I've wondered off and on if the Episcopal church I attend is an anomaly. Though it isn't perfect, the reverence for God, the kindness to others and the care for the less fortunate make it such a comforting and Spirit-filled place to be. But then I start doubting that it's the norm (or even common) for Episcopal churches. I suspect I think that because I frequently get horrified diatribes from people who think I go to a spiritually dead, apostate church. It's really exhausting to deal with the assumptions made by people who have never been to a liturgical worship service, don't know what the Book of Common Prayer is, and don't care to think beyond what they've been told about churches other than their own.

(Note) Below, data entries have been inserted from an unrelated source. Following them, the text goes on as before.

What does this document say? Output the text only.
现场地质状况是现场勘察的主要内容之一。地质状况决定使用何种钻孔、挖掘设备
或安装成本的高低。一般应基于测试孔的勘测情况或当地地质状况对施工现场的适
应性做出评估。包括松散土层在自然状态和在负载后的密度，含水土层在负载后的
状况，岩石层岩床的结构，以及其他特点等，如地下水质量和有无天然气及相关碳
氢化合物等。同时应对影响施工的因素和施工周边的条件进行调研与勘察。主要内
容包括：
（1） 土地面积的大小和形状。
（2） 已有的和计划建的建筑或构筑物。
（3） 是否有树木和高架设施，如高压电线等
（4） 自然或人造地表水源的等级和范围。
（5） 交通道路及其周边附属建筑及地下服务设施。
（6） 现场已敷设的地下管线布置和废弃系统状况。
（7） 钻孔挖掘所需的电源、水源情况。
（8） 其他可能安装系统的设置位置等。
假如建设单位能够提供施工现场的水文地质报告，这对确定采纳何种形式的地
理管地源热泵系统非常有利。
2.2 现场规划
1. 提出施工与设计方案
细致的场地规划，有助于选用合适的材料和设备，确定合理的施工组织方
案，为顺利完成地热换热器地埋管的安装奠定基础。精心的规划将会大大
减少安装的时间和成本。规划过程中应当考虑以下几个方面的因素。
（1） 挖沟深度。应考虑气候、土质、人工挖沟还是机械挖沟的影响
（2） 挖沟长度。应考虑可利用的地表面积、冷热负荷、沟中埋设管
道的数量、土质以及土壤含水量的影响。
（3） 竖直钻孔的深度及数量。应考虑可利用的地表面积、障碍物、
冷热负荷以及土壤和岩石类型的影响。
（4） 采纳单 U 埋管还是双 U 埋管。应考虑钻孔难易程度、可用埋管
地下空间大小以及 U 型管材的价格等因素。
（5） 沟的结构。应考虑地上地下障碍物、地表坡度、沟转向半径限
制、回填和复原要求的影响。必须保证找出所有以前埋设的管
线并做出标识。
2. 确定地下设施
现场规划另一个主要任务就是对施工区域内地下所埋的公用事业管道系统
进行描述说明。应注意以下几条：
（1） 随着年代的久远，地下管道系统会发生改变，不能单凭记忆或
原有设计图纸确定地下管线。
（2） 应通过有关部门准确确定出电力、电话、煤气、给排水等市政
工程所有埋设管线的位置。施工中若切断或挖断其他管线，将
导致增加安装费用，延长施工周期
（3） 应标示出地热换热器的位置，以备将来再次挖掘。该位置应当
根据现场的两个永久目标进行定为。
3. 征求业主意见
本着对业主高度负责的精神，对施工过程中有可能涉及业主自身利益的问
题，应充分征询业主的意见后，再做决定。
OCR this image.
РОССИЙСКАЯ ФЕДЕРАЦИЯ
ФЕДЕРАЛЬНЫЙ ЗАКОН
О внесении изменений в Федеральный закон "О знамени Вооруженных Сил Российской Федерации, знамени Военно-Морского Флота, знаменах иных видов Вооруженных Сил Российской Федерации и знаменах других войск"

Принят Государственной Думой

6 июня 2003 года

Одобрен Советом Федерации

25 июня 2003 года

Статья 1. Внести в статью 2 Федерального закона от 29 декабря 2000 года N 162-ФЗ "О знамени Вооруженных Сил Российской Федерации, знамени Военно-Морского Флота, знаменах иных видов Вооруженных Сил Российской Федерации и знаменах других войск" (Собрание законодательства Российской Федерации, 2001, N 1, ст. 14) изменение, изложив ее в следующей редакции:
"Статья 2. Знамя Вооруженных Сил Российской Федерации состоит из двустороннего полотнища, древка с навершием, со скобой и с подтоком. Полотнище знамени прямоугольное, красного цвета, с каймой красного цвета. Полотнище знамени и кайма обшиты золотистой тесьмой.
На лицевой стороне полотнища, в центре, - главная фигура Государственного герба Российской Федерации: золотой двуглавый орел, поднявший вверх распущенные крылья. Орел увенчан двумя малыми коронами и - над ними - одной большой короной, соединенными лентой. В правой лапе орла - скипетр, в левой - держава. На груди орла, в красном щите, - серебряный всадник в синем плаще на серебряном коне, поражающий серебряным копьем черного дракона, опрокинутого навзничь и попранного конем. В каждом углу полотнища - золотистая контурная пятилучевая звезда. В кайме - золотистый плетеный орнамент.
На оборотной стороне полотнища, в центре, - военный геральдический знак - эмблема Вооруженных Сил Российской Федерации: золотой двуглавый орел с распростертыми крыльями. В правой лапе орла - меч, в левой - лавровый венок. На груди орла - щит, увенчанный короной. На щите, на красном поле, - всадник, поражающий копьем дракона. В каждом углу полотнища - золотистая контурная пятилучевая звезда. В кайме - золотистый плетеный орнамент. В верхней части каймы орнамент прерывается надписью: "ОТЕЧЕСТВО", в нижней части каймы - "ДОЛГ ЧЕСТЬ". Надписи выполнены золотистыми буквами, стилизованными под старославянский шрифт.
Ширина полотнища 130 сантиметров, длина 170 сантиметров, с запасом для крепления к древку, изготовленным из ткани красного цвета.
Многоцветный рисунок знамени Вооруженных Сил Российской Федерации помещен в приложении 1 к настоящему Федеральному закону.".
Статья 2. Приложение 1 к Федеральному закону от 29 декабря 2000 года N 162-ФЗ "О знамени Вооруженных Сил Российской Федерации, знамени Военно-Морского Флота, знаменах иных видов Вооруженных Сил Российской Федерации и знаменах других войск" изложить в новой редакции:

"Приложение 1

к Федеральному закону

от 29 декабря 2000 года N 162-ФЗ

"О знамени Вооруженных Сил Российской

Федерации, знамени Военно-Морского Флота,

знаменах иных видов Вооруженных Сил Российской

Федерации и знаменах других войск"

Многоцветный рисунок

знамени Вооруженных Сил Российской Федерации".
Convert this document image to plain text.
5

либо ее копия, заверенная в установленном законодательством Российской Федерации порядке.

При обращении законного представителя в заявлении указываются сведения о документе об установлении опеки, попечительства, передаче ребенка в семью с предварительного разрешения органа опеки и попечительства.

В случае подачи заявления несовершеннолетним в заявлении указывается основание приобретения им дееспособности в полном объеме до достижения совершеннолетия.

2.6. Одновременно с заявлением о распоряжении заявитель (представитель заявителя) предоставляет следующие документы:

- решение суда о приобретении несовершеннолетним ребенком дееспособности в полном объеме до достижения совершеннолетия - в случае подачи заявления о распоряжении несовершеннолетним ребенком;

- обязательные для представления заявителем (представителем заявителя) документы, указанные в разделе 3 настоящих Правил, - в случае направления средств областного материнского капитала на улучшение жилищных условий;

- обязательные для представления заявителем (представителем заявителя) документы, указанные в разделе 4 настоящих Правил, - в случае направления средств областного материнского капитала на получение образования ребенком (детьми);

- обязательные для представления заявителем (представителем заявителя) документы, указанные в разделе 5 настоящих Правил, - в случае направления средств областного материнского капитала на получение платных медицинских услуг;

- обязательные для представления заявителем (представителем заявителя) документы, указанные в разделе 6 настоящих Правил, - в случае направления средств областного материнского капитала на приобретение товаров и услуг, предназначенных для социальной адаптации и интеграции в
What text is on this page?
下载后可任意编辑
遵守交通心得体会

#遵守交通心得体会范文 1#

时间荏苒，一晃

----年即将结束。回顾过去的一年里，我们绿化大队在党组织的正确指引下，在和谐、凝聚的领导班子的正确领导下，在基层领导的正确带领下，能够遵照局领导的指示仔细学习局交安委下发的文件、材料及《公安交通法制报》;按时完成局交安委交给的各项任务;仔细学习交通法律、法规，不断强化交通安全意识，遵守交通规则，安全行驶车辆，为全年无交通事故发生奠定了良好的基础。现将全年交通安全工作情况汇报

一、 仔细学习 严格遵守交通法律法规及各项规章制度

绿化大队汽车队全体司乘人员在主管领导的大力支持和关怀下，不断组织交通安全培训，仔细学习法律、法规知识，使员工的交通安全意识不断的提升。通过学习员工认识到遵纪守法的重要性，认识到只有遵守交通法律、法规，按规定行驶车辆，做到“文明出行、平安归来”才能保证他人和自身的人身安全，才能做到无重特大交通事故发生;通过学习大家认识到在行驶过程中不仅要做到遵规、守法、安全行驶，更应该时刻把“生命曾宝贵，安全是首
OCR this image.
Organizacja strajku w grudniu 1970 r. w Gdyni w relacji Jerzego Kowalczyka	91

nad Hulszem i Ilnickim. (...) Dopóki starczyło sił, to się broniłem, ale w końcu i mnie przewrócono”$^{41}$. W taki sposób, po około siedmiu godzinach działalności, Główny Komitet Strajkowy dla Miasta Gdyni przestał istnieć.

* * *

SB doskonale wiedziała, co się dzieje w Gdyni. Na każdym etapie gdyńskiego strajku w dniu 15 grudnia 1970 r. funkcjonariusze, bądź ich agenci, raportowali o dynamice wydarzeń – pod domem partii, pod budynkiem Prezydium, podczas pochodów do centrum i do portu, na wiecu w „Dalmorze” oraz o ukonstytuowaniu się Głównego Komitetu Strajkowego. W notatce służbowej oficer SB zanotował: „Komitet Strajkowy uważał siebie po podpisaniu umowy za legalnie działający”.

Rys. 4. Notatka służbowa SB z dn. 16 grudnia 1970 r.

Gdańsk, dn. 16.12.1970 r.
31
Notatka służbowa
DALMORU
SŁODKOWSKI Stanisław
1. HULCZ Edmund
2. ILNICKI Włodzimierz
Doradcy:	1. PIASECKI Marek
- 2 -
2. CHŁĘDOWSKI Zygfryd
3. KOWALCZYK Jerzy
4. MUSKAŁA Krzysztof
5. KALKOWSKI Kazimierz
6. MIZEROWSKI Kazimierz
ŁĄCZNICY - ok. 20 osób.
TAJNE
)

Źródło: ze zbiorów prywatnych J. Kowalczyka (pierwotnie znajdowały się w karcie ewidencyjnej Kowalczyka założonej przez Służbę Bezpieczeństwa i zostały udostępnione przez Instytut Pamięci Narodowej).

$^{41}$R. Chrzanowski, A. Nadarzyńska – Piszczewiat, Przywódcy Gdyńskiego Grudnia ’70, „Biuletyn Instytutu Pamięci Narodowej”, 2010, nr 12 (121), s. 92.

Well, a few weeks ago, I was out of town on a trip and decided to find an early service with a local Episcopal congregation before my responsibilities began elsewhere. I wasn't that optimistic, honestly, because the early services are usually the more formal Rite I service. I don't mind a Rite I service, but I feel I usually connect better with a Rite II.
The church was small. I got there a little late, and felt a bit awkward at first.
But then. Oh, then, the Spirit was there in that service. The people were warm, and honest, and down-to-earth; not only is that a bit out of the ordinary for many churches, it was extremely out of the ordinary for this part of the country. God spoke directly to me in the readings and the homily. I realized it was by Divine appointment that I was there that morning - and I don't use that phrase lightly like I used to. I was filled to the brim with grace that morning.
The reverence for God, the love for other people, the kindness - it was all there. Just like my current church. Now I'm not saying that other churches or denominations aren't/can't be characterized by the same sort of love, but in these two very different churches a thousand miles apart, the same Spirit was there, and it was a holy time.
And I'm sad for people who refuse to see it.